Performing long-running I/O operations (like sending emails via SMTP or making HTTP requests) synchronously within a web request thread.

Signals

  • High "Request Queued" metric in generic monitoring (IIS/Azure).
  • Users see a loading spinner for 5+ seconds on simple actions (e.g., "Send Confirmation").
  • Widespread use of Thread.Sleep or synchronous Send() methods.

Why it's Bad

  • Thread Starvation: In a web server (IIS/ASP.NET), the thread pool is limited. If all threads are busy waiting for SMTP or HTTP responses (which consume 0 CPU but block the thread), the server cannot accept any new requests, even dynamic ones.
  • Poor UX: The user is forced to wait for backend machinery that is irrelevant to their immediate action.

💡 The Solution

  1. Async/Await: Use await smtpClient.SendMailAsync(...) to release the thread back to the pool while waiting.
  2. Background Jobs: Offload the work entirely to a queue (e.g., Hangfire) and return "Accepted" to the user immediately.

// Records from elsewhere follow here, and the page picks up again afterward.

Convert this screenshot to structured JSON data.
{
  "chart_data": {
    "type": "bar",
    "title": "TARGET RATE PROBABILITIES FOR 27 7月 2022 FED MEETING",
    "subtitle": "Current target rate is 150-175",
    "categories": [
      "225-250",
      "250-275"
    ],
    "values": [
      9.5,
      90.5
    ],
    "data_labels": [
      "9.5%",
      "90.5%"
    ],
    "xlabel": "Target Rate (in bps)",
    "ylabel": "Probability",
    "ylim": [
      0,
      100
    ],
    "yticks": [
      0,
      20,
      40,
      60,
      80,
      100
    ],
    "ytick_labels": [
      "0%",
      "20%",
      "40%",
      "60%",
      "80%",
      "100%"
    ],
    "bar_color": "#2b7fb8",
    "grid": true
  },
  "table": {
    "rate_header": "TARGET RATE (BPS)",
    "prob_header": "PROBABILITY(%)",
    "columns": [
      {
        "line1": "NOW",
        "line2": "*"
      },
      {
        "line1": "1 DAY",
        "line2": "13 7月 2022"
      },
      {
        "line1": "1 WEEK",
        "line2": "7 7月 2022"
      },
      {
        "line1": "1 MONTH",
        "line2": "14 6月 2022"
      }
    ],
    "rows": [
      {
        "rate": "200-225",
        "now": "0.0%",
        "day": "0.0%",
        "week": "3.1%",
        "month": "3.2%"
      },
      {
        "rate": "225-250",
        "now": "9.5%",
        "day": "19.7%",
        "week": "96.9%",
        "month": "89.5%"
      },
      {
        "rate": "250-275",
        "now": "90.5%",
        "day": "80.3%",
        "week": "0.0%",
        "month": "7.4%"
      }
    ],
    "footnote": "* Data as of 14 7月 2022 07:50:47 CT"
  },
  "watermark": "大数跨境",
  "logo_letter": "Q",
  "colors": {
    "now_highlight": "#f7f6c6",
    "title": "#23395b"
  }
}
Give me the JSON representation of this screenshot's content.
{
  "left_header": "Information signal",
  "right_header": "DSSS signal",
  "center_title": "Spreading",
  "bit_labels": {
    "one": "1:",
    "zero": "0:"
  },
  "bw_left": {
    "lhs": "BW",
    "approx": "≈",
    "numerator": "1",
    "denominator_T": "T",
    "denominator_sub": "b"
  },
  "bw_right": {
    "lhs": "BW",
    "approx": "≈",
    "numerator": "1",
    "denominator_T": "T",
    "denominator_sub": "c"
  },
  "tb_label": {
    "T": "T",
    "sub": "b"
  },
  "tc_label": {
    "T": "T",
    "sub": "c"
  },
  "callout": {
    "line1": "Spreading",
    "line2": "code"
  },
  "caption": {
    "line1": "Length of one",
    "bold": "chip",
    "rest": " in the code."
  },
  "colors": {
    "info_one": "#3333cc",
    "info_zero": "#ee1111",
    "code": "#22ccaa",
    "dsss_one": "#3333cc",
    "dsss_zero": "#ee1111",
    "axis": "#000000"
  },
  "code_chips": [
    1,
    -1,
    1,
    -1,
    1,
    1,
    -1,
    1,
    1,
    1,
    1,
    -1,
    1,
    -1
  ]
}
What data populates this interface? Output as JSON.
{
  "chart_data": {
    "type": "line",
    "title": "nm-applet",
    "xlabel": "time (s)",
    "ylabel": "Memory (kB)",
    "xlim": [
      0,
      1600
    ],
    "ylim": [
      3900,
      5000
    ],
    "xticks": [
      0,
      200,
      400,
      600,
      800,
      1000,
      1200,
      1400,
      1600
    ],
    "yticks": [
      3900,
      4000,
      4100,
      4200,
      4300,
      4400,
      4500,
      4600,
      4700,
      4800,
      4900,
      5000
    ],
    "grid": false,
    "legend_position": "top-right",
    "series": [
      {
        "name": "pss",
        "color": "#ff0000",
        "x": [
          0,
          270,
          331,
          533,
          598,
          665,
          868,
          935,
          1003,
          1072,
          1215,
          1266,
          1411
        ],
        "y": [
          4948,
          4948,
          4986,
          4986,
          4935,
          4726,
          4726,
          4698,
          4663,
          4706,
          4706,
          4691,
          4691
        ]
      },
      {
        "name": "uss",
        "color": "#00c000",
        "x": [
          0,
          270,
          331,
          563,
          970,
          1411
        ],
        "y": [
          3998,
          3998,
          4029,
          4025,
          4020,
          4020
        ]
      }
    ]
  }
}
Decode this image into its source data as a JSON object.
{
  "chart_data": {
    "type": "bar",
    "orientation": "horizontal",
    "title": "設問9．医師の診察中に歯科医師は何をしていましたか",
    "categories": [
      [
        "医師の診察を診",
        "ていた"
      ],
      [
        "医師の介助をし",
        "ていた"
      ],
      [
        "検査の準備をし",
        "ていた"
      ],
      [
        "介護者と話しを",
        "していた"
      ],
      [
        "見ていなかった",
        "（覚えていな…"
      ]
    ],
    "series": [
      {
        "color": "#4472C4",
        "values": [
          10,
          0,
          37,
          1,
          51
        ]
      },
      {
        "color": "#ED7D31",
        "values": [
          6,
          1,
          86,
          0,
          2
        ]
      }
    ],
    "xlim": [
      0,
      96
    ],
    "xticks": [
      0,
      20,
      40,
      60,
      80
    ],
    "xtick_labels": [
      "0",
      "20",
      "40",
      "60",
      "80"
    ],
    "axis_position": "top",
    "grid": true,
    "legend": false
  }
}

🔍 WEP NG Context & Detection

  • Found in WepEmailGenerator, HomeController, and FollowUpComponentService.
  • WepAutmatedMailer.SendFromParams is blocking.
# Find usage of Thread.Sleep (A signal of blocking for I/O)
grep -r "Thread.Sleep" . --include="*.cs"

⚖️ Defense

In some cases, blocking I/O is tolerated for simplicity or UX linearity. See: Defender's Advocate #16: Blocking I/O in Request Thread.